Talent identification in sports often begins around puberty or younger [1,2,3] and includes the forecasting of the youth athlete’s future performance development. Attempts to forecast human performance development are common in multiple fields, such as school entry tests, admission to music schools and conservatoria, admission to college or university, and job application interviews [4,5,6], although long-term prognostic validity is often poor [7,8,9,10,11,12,13,14,15]. In sports, forecasts of future performance are the basis of admission to talent promotion programs, including federations’ youth squads and selection teams, youth sport academies, and centers of excellence.
Although more complex talent identification systems have been developed in the recent years [2], most talent selection procedures have one fundamental idea in common: predicting future performance by past or current performance. Here, we investigate the extent to which earlier performance predicts later performance in sports. More specifically, we ask: to what extent does junior athletic performance predict senior athletic performance?
Although junior performance is a predictor commonly used in talent selection, a lively debate exists in the sports science and medicine literature. Proponents of using junior performance to predict senior performance assume a high level of performance in youth is a prerequisite for the development of a high level of performance in adulthood. This view follows from theories of giftedness and expertise (e.g., [4, 16,17,18]) and is in line with claims made by numerous applied researchers and practitioners (e.g., [19,20,21,22,23,24,25,26]). It also corresponds with sport policies and practices in terms of establishment of continental and world championships, festivals, and circuits for competitors as young as 11–15 years old [27].

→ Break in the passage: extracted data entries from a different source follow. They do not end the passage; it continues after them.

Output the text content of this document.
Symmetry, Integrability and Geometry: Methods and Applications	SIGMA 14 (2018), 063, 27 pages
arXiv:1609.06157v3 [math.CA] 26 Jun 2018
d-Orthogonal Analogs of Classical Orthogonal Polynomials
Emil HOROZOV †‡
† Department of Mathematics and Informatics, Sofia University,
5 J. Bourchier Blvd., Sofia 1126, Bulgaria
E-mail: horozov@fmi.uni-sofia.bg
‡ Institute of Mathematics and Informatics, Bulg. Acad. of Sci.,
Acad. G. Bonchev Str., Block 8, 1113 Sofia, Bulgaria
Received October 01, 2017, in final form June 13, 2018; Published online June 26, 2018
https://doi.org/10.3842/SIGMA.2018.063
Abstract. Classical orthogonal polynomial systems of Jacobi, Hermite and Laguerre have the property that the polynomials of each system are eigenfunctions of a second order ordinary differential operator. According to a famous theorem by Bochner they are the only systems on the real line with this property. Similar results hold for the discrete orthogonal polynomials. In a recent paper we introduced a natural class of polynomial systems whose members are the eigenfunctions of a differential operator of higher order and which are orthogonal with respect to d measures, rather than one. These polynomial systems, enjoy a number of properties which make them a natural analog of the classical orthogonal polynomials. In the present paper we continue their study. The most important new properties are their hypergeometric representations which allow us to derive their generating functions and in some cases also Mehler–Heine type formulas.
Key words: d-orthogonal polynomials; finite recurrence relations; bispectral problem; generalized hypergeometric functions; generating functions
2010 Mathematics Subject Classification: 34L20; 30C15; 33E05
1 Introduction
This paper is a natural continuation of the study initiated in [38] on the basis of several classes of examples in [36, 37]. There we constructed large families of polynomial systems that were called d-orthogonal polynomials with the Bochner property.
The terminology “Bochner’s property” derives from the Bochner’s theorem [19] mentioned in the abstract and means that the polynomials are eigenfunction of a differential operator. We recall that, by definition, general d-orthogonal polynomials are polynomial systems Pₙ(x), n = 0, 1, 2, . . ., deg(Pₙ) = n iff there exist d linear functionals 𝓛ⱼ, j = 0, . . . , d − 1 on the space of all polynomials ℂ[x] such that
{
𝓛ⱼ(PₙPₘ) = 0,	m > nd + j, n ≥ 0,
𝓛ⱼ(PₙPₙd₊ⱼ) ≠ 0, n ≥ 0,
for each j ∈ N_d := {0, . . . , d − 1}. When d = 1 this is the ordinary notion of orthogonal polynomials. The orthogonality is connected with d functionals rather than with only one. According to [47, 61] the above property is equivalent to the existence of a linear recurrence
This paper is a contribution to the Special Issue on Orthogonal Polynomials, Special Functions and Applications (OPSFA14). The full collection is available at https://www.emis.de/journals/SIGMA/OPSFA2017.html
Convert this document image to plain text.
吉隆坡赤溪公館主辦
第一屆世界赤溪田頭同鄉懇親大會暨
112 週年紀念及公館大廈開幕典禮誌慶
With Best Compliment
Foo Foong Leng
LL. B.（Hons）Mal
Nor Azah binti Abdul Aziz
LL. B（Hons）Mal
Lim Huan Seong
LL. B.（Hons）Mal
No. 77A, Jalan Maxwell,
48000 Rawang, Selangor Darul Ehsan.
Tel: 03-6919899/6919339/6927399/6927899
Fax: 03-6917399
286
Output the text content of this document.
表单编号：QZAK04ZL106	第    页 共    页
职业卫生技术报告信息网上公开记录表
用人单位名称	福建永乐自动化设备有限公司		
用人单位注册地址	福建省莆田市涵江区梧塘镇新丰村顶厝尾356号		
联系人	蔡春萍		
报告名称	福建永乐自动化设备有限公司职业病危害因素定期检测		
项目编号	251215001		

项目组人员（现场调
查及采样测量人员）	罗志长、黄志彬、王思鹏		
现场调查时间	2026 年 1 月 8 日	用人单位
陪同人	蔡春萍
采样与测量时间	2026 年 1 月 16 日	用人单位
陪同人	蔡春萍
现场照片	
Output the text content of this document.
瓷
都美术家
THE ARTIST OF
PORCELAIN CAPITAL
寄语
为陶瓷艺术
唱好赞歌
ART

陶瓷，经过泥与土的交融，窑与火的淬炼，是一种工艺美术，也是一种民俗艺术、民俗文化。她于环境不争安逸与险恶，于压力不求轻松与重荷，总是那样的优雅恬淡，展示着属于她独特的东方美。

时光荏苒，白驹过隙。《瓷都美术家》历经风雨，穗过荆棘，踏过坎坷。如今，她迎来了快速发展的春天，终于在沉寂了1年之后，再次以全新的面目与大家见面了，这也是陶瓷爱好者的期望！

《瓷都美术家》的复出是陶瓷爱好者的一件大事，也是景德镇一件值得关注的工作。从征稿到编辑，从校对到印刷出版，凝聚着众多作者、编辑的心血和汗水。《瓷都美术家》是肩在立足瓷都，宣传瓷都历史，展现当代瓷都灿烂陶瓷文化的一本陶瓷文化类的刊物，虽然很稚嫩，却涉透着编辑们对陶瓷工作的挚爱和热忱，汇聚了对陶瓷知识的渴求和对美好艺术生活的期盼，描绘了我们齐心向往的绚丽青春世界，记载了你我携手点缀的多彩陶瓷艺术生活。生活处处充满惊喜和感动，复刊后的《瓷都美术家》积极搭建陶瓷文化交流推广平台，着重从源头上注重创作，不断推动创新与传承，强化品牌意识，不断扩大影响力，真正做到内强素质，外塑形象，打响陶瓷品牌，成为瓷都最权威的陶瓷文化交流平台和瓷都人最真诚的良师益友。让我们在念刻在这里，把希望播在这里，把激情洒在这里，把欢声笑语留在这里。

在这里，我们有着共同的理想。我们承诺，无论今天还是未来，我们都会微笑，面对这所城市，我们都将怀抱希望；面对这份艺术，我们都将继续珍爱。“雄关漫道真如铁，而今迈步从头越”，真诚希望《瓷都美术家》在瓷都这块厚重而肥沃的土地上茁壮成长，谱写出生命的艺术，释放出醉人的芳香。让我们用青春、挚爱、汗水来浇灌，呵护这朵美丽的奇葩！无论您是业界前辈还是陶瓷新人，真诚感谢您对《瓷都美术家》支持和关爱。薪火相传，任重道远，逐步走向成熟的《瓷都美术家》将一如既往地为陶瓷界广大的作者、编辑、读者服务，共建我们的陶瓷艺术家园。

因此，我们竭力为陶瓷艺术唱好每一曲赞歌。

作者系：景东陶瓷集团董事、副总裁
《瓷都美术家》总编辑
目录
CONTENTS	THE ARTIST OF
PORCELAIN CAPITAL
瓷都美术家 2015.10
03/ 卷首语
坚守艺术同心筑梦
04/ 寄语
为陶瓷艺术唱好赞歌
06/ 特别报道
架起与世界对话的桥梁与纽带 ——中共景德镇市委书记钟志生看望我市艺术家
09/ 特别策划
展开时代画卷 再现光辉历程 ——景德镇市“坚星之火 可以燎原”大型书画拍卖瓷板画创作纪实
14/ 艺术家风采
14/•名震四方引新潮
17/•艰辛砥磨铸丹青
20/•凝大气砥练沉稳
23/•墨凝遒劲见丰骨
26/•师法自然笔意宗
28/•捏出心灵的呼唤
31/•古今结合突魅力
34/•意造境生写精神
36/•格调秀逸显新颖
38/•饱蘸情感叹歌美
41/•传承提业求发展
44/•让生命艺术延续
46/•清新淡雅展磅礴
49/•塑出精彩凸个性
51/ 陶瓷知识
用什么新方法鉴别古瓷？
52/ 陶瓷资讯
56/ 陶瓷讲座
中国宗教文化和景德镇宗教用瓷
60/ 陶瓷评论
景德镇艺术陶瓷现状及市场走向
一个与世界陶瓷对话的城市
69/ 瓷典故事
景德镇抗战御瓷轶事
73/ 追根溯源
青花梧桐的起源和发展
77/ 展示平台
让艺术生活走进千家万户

Sceptics of this practice point to several empirical observations. First, predictors of junior performance and senior performance are different and in some cases opposite [28, 29]. For example, highly successful junior athletes reach performance milestones rapidly, whereas highly successful senior athletes progressed more gradually in their early years. Furthermore, early biological maturation (puberty, growth spurt) [30] facilitates junior performance, but not senior performance. Likewise, youth athletes who are born early within their age year have a performance advantage in adolescence (relative age effect, RAE, e.g., [31]), which diminishes or is even reversed by adulthood [32,33,34].
Second, multiple factors develop at different timescales and rates within individuals and between individuals (e.g., coaching, practice, skill acquisition, psychosocial development, or social support). Third, predictors of performance do not necessarily predict persistence: many youth athletes, including highly successful juniors, withdraw from competition sports before adulthood [35]. Finally, at junior-level championships, athletes compete within a single, typically 2-year age group, whereas at senior-level championships, athletes compete with peers from a wider age range, often from late teens to late 30s [27].
In short, the popular view that the best predictor of later performance is earlier performance notwithstanding (e.g., [4]), there is ample reason to question the validity of using junior performance to predict senior performance [28, 29]. Fortunately, there is a straightforward empirical test to resolve this controversy: The analysis of the correlation between earlier and later performance—in our case, the correlation between junior and senior performance.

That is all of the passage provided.